After the Second World War there was a major international attempt to create better ways for countries to relate to each other.
To tackle international hostilities, it seemed best to increase trade. That way, every country would benefit from peaceful relations with its trading partners. So now we have countless lorries driving ever-greater distances to carry coals to Newcastle, and the air we breathe is full of toxins.
To tackle poverty, rather than take from the rich it seemed easier to increase production all round. So now we need bigger houses to store all our stuff. Land and oceans are full of rubbish. We have ever-increasing numbers of billionaires who still want more money.
Then, protecting the environment wasn’t on the agenda. Now, we can see that those policies have been destroying it. Meanwhile that international vision has declined as national hostilities have increased; and we have grown used to ever-increasing numbers of homeless and starving people, even in the richest countries.

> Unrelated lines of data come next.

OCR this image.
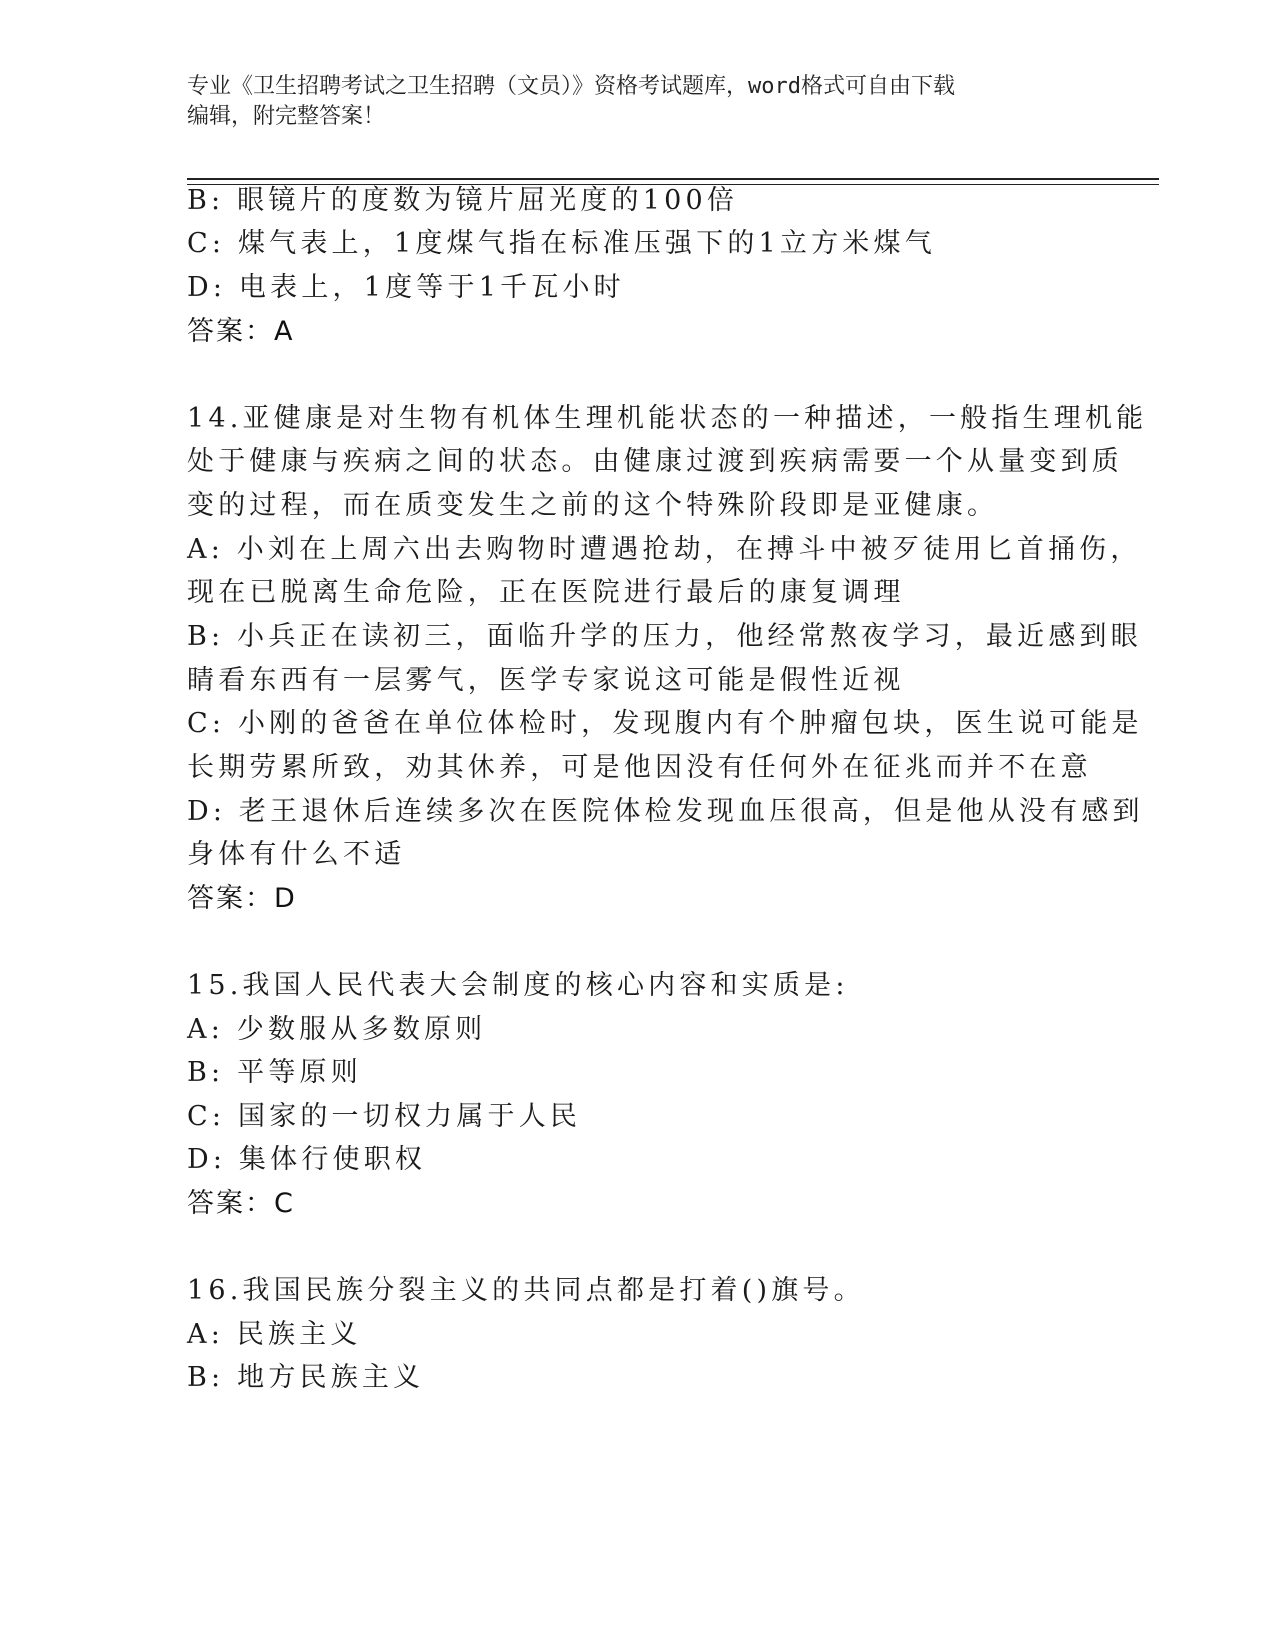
专业《卫生招聘考试之卫生招聘（文员）》资格考试题库，word格式可自由下载
编辑，附完整答案！
B: 眼镜片的度数为镜片屈光度的100倍
C: 煤气表上，1度煤气指在标准压强下的1立方米煤气
D: 电表上，1度等于1千瓦小时
答案：A
14.亚健康是对生物有机体生理机能状态的一种描述，一般指生理机能
处于健康与疾病之间的状态。由健康过渡到疾病需要一个从量变到质
变的过程，而在质变发生之前的这个特殊阶段即是亚健康。
A: 小刘在上周六出去购物时遭遇抢劫，在搏斗中被歹徒用匕首捅伤，
现在已脱离生命危险，正在医院进行最后的康复调理
B: 小兵正在读初三，面临升学的压力，他经常熬夜学习，最近感到眼
睛看东西有一层雾气，医学专家说这可能是假性近视
C: 小刚的爸爸在单位体检时，发现腹内有个肿瘤包块，医生说可能是
长期劳累所致，劝其休养，可是他因没有任何外在征兆而并不在意
D: 老王退休后连续多次在医院体检发现血压很高，但是他从没有感到
身体有什么不适
答案：D
15.我国人民代表大会制度的核心内容和实质是:
A: 少数服从多数原则
B: 平等原则
C: 国家的一切权力属于人民
D: 集体行使职权
答案：C
16.我国民族分裂主义的共同点都是打着()旗号。
A: 民族主义
B: 地方民族主义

This decline in our values has not been accidental. It has been driven by power struggles. The beneficiaries, determined to keep it going, offer alternative values. Instead of equality, the talk is of meritocracy and what people ‘deserve’. Instead of peace and harmony, competitiveness and ‘defending the nation’s interests’. In this culture there are a few winners and many losers. When Donald Trump dismissed his opponents as ‘losers’, as though losers just don’t matter, he expressed an attitude that has been growing everywhere.
Will we ever manage to bring wars to an end? Will we ever reach the stage where everybody has enough good food to eat, clean water to drink and clean air to breathe? Will we ever live with each other as equals, so that nobody has power to oppress others? I don’t know. But to even hold that vision before us, we need to believe it’s possible. We need to believe the world is designed to work like that. Despite what has happened so far, if the first page of the Bible is right we have reason to hope.